Pour Ousmane Sonko, cette situation fragilise la crédibilité même du projet politique porté par les nouvelles autorités. Il a rappelé que les Sénégalais ont accordé leur confiance au nouveau pouvoir précisément pour situer les responsabilités et sanctionner les fautes commises dans la gestion des ressources publiques. « Mais si ça continue comme ça, ce n’est pas la peine. On ne doit pas continuer à demander aux Sénégalais de refaire les mêmes efforts pour refinancer les mêmes ouvrages, alors que des gens se sont tapé des milliards et se baladent dans le pays. Ça n’a pas de sens », a-t-il martelé.
Le Premier ministre s’est également dit choqué de constater que les dérives évoquées toucheraient même des projets relevant du ministère de la Justice.
« Si la justice elle-même est frappée, Mme le ministre, je ne sais pas qu’est-ce que vous faites avec ces dossiers », a insisté Ousmane Sonko, regrettant qu’aucune poursuite notable n’ait encore été engagée.
Face à ces critiques, la ministre de la Justice a tenté de rassurer le chef du gouvernement.

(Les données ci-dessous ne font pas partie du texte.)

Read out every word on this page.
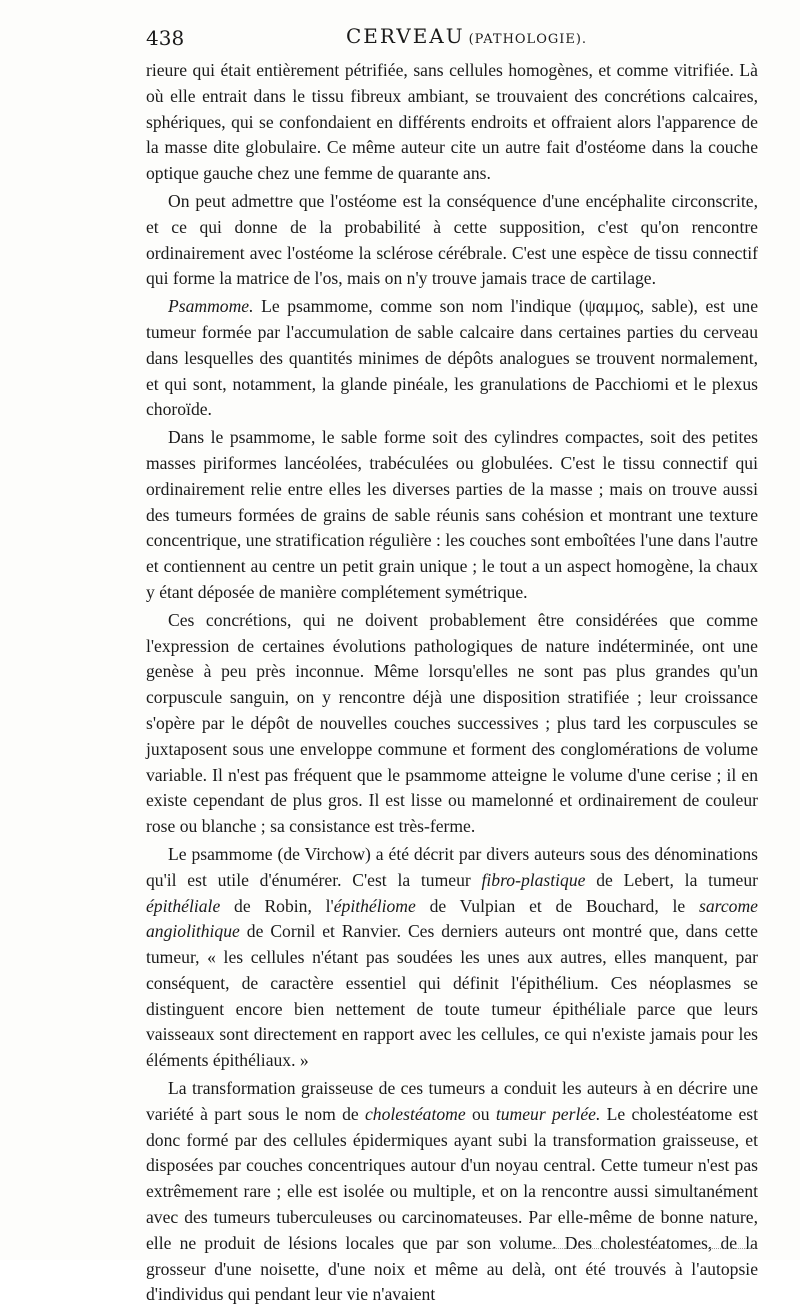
438	CERVEAU (PATHOLOGIE).

rieure qui était entièrement pétrifiée, sans cellules homogènes, et comme vitrifiée. Là où elle entrait dans le tissu fibreux ambiant, se trouvaient des concrétions calcaires, sphériques, qui se confondaient en différents endroits et offraient alors l'apparence de la masse dite globulaire. Ce même auteur cite un autre fait d'ostéome dans la couche optique gauche chez une femme de quarante ans.

On peut admettre que l'ostéome est la conséquence d'une encéphalite circonscrite, et ce qui donne de la probabilité à cette supposition, c'est qu'on rencontre ordinairement avec l'ostéome la sclérose cérébrale. C'est une espèce de tissu connectif qui forme la matrice de l'os, mais on n'y trouve jamais trace de cartilage.

Psammome. Le psammome, comme son nom l'indique (ψαμμος, sable), est une tumeur formée par l'accumulation de sable calcaire dans certaines parties du cerveau dans lesquelles des quantités minimes de dépôts analogues se trouvent normalement, et qui sont, notamment, la glande pinéale, les granulations de Pacchiomi et le plexus choroïde.

Dans le psammome, le sable forme soit des cylindres compactes, soit des petites masses piriformes lancéolées, trabéculées ou globulées. C'est le tissu connectif qui ordinairement relie entre elles les diverses parties de la masse ; mais on trouve aussi des tumeurs formées de grains de sable réunis sans cohésion et montrant une texture concentrique, une stratification régulière : les couches sont emboîtées l'une dans l'autre et contiennent au centre un petit grain unique ; le tout a un aspect homogène, la chaux y étant déposée de manière complétement symétrique.

Ces concrétions, qui ne doivent probablement être considérées que comme l'expression de certaines évolutions pathologiques de nature indéterminée, ont une genèse à peu près inconnue. Même lorsqu'elles ne sont pas plus grandes qu'un corpuscule sanguin, on y rencontre déjà une disposition stratifiée ; leur croissance s'opère par le dépôt de nouvelles couches successives ; plus tard les corpuscules se juxtaposent sous une enveloppe commune et forment des conglomérations de volume variable. Il n'est pas fréquent que le psammome atteigne le volume d'une cerise ; il en existe cependant de plus gros. Il est lisse ou mamelonné et ordinairement de couleur rose ou blanche ; sa consistance est très-ferme.

Le psammome (de Virchow) a été décrit par divers auteurs sous des dénominations qu'il est utile d'énumérer. C'est la tumeur fibro-plastique de Lebert, la tumeur épithéliale de Robin, l'épithéliome de Vulpian et de Bouchard, le sarcome angiolithique de Cornil et Ranvier. Ces derniers auteurs ont montré que, dans cette tumeur, « les cellules n'étant pas soudées les unes aux autres, elles manquent, par conséquent, de caractère essentiel qui définit l'épithélium. Ces néoplasmes se distinguent encore bien nettement de toute tumeur épithéliale parce que leurs vaisseaux sont directement en rapport avec les cellules, ce qui n'existe jamais pour les éléments épithéliaux. »

La transformation graisseuse de ces tumeurs a conduit les auteurs à en décrire une variété à part sous le nom de cholestéatome ou tumeur perlée. Le cholestéatome est donc formé par des cellules épidermiques ayant subi la transformation graisseuse, et disposées par couches concentriques autour d'un noyau central. Cette tumeur n'est pas extrêmement rare ; elle est isolée ou multiple, et on la rencontre aussi simultanément avec des tumeurs tuberculeuses ou carcinomateuses. Par elle-même de bonne nature, elle ne produit de lésions locales que par son volume. Des cholestéatomes, de la grosseur d'une noisette, d'une noix et même au delà, ont été trouvés à l'autopsie d'individus qui pendant leur vie n'avaient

Reprenant la parole, Yassine Fall a affirmé que son département était pleinement mobilisé pour faire avancer les procédures.
Selon elle, « les personnes qui sont fautives puissent répondre de leurs actes », malgré les contraintes structurelles auxquelles la justice reste confrontée. « Mais nous y travaillons et s’il plaît à Dieu, nous allons pouvoir avoir des résultats satisfaisants pour le peuple sénégalais », a assuré la Garde des Sceaux.

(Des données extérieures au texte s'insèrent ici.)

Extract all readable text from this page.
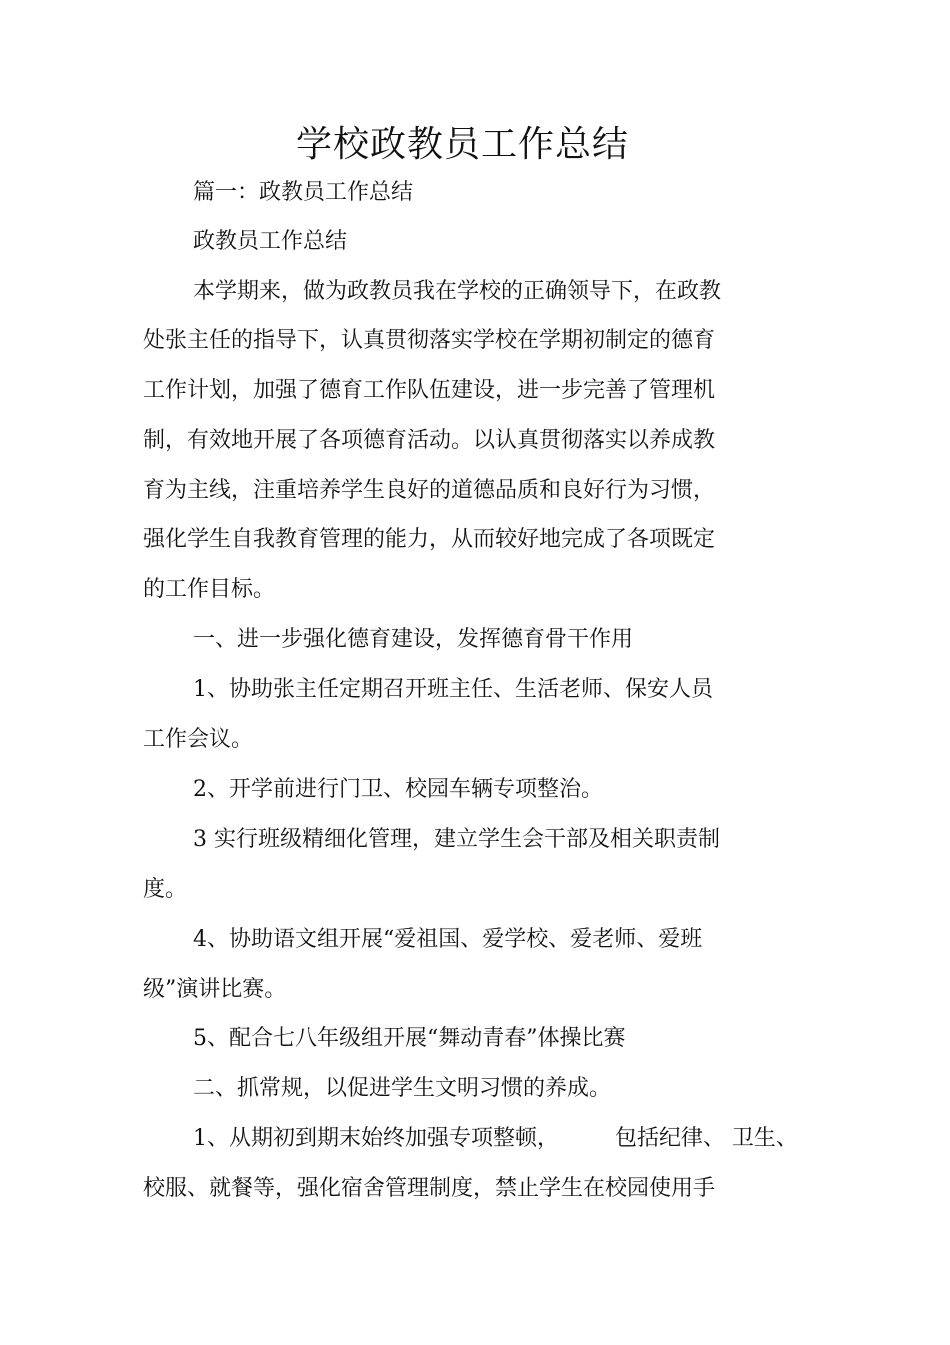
学校政教员工作总结
篇一：政教员工作总结
政教员工作总结
本学期来，做为政教员我在学校的正确领导下，在政教
处张主任的指导下，认真贯彻落实学校在学期初制定的德育
工作计划，加强了德育工作队伍建设，进一步完善了管理机
制，有效地开展了各项德育活动。以认真贯彻落实以养成教
育为主线，注重培养学生良好的道德品质和良好行为习惯，
强化学生自我教育管理的能力，从而较好地完成了各项既定
的工作目标。
一、进一步强化德育建设，发挥德育骨干作用
1、协助张主任定期召开班主任、生活老师、保安人员
工作会议。
2、开学前进行门卫、校园车辆专项整治。
3 实行班级精细化管理，建立学生会干部及相关职责制
度。
4、协助语文组开展“爱祖国、爱学校、爱老师、爱班
级”演讲比赛。
5、配合七八年级组开展“舞动青春”体操比赛
二、抓常规，以促进学生文明习惯的养成。
1、从期初到期末始终加强专项整顿，        包括纪律、 卫生、
校服、就餐等，强化宿舍管理制度，禁止学生在校园使用手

« On va hausser le ton prochainement »
Ces assurances n’ont toutefois pas suffi à calmer le Premier ministre, qui est revenu à la charge en exigeant que les responsabilités soient clairement établies, y compris au niveau des anciens comme des actuels gestionnaires publics. Tout en saluant les efforts de renégociation engagés pour la réalisation de nouvelles infrastructures pénitentiaires, Ousmane Sonko a insisté sur la nécessité de sanctionner les auteurs présumés de malversations. « Il faut que les responsabilités puissent être situées et que la sanction se fasse », a-t-il martelé, avant d’évoquer l’existence d’un possible « sabotage judiciaire ».
Le chef du gouvernement a également demandé à disposer d’un état détaillé de chaque dossier afin que l’opinion publique soit informée de leur évolution.
« Parce que les dossiers n’appartiennent pas à un magistrat, quelles que soient les fonctions qu’il utilise », a-t-il déclaré qui, dans une ultime mise en garde, a annoncé un durcissement du ton dans les prochains jours. « Je crois qu’on va hausser le ton prochainement, parce que les dossiers n’appartiennent pas aux magistrats, n’appartiennent pas au premier ministre ou au président de la République, ils appartiennent à tous les Sénégalais », a conclu le Premier ministre.